6. The method for forming a patterned material layer of claim 4, wherein the inorganic alkaline solvent comprises sodium hydroxide (NaOH) or potassium hydroxide (KOH).

7. The method for forming a patterned material layer of claim 1, wherein the step of forming the patterned positive photoresist layer comprises:

forming a positive photoresist layer on the material layer;

performing a second exposure process on the positive photoresist layer; and

performing a second develop process to form the patterned positive photoresist layer.

8. The method for forming a patterned material layer of claim 7, wherein the light sources utilized during the second exposure process and the first exposure process are the same.

9. The method for forming a patterned material layer of claim 7, wherein the develop liquids utilized during the second exposure process and the first exposure process are the same.
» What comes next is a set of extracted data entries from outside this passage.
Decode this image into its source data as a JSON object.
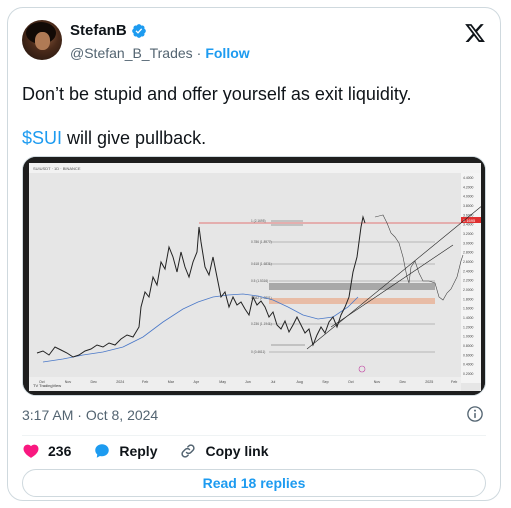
{
  "author": {
    "display_name": "StefanB",
    "handle": "@Stefan_B_Trades",
    "separator": "·",
    "follow_label": "Follow"
  },
  "tweet": {
    "line1": "Don’t be stupid and offer yourself as exit liquidity.",
    "cashtag": "$SUI",
    "line2_rest": " will give pullback."
  },
  "media": {
    "chart_y_ticks": [
      "4.4000",
      "4.2000",
      "4.0000",
      "3.8000",
      "3.6000",
      "3.4000",
      "3.2000",
      "3.0000",
      "2.8000",
      "2.6000",
      "2.4000",
      "2.2000",
      "2.0000",
      "1.8000",
      "1.6000",
      "1.4000",
      "1.2000",
      "1.0000",
      "0.8000",
      "0.6000",
      "0.4000",
      "0.2000"
    ],
    "chart_x_ticks": [
      "Oct",
      "Nov",
      "Dec",
      "2024",
      "Feb",
      "Mar",
      "Apr",
      "May",
      "Jun",
      "Jul",
      "Aug",
      "Sep",
      "Oct",
      "Nov",
      "Dec",
      "2025",
      "Feb"
    ],
    "fib_labels": [
      "1 (2.1695)",
      "0.786 (1.8977)",
      "0.618 (1.6831)",
      "0.5 (1.5316)",
      "0.382 (1.3801)",
      "0.236 (1.1941)",
      "0 (0.4611)"
    ],
    "watermark": "TV TradingView",
    "price_tag": "2.1695",
    "header_text": "SUIUSDT · 1D · BINANCE"
  },
  "meta": {
    "time": "3:17 AM",
    "dot": "·",
    "date": "Oct 8, 2024"
  },
  "actions": {
    "likes": "236",
    "reply_label": "Reply",
    "copy_link_label": "Copy link"
  },
  "read_replies_label": "Read 18 replies",
  "colors": {
    "accent": "#1d9bf0",
    "like": "#f91880",
    "text": "#0f1419",
    "secondary": "#536471"
  }
}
10. The method for forming a patterned material layer of claim 7, wherein the material layer comprises an organic material layer or an inorganic material layer.

11. The method for forming a patterned material layer of claim 1, wherein the material layer comprises a dielectric layer, a semiconductor layer or a conductor layer.

12. The method for forming a patterned material layer of claim 11, wherein the conductor layer comprises a metal layer or a transparent conductor layer.

13. The method for forming a patterned material layer of claim 12, wherein a material of the transparent conductor layer comprises an indium-tin oxide (ITO), an indium-zinc oxide or a zinc-aluminum oxide.

14. The method for forming a patterned material layer of claim 1, wherein a material of the patterned positive photoresist layer comprises G-line photoresist, I-line photoresist, H-line photoresist or DUV photoresist.